While teaching part-time at UCD and working on The Thomas MacGreevy Archive, a humanities computing research project, he and three colleagues set up a production company, Bright Boy, to produce site-specific theatre works. Their work included Dubl’n Babble’on, a promenade event at Newman House, Dublin, celebrating the work of James Joyce and Samuel Beckett (1995).
The receipt of a research scholarship in American Studies at Leeds University allowed him to pursue PhD research on contemporary American poetry, with particular attention to reading and the reader (1996-1999). This research led to a renewed interest in the intersection of visual and verbal art works and resulted in the joint curation of a day of workshops and papers with accompanying exhibition titled Verbal inter Visual in Birkbeck College and at Central St Martin’s, London (2001).
This work and ongoing freelance work as a design assistant on a number of theatre or performance projects, led to a sustained period of work at Artsadmin in London, as a project manager on work for Bobby Baker and Station House Opera (2001-2003). In parallel with this were three years as visiting lecturer in the Visual Culture and Media Department at the University of Middlesex (2001-2004). This work included development of a module in Writing for Design and Art Students, and engagement with a range of contemporary art and design practices.
He was employed as a Lecturer in Writing at Dartington College of Arts in September 2003, and was appointed Director of Writing there in August 2005. He moved to become MA Programme Leader at Dartington in October 2007, and continued in that role until October 2010 when Dartington was merged with Falmouth University.

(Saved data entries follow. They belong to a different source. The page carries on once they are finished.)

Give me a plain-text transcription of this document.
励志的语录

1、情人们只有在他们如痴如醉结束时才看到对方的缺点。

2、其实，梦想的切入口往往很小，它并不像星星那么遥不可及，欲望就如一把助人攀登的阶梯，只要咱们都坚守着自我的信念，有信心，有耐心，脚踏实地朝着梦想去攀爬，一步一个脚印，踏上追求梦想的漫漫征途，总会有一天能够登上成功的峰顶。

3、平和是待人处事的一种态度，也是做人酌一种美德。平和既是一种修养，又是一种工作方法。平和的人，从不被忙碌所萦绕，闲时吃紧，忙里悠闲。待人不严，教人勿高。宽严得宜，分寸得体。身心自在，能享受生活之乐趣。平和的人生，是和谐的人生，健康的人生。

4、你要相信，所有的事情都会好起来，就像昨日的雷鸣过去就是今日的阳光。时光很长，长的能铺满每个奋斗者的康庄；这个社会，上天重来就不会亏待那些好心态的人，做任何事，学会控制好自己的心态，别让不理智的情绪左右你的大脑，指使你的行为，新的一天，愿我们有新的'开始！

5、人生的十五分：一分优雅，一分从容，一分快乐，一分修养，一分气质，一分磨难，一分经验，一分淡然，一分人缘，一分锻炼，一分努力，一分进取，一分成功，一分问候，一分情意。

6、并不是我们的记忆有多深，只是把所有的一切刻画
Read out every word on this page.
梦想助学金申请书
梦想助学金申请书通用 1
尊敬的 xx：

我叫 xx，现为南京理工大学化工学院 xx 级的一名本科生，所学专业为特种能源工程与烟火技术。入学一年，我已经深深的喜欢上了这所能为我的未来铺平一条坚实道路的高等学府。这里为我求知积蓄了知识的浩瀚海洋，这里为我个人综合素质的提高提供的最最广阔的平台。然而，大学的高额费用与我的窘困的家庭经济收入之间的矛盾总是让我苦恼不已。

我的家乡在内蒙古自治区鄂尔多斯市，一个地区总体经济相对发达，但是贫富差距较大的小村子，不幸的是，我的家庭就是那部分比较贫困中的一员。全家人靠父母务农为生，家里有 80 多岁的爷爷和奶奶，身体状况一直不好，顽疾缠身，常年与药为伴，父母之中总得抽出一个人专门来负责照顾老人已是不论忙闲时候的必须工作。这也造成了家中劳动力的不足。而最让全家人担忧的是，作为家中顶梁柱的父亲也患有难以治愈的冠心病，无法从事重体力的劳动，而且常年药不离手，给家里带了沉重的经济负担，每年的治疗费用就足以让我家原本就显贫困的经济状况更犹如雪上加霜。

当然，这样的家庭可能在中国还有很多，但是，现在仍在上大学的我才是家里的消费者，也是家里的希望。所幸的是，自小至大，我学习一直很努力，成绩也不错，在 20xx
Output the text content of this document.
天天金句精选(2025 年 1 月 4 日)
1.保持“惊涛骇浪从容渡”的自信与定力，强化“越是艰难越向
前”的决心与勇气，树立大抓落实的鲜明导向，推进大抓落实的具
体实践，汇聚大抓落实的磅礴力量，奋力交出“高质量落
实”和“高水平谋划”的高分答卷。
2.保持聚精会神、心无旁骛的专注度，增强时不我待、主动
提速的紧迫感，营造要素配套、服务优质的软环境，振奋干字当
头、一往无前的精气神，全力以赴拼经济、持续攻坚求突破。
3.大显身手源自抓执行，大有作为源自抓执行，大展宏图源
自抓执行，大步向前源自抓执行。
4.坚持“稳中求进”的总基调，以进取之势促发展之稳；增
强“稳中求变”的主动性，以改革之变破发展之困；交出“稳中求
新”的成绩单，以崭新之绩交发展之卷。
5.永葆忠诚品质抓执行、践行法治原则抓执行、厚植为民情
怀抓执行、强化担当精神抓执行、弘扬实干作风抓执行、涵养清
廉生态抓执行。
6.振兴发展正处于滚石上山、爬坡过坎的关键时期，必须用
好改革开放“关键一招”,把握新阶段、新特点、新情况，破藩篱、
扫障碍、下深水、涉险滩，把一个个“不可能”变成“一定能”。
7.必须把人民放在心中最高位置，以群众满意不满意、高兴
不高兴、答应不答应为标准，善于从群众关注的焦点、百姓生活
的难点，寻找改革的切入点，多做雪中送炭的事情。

He taught part-time at Falmouth University on Undergraduate modules in Performance and Creative Writing, and continues to supervise PhD students there.
Since 2014 he has worked part-time at the University of Plymouth, teaching at BA and MA level on courses in Fine Art, Performance, and Creative Writing, and supervising PhD projects. He continues to examine at postgraduate and PhD level, to peer review articles and to present at academic conferences. He was a founding director of art dot earth CIC (2016-2022), a Devon-based organisation supporting arts practice in the area of nature environment and ecology; he is on the board of Soundart Radio, a community arts radio station based at Dartington in Devon; and he is Chair of the Board of Trustees for Take a Part CIO, a national charity that develops activity in socially engaged art practice. He is a co-director of CAMP Membership CIC, a member-led platform for artists in Devon and Cornwall.
Mark Leahy continues his writing and performance practice and is involved in research in the area of poetics, theorisation and practices of voice and voicing, and in critical or theoretical investigations around poetry, art, visual culture and their intersections.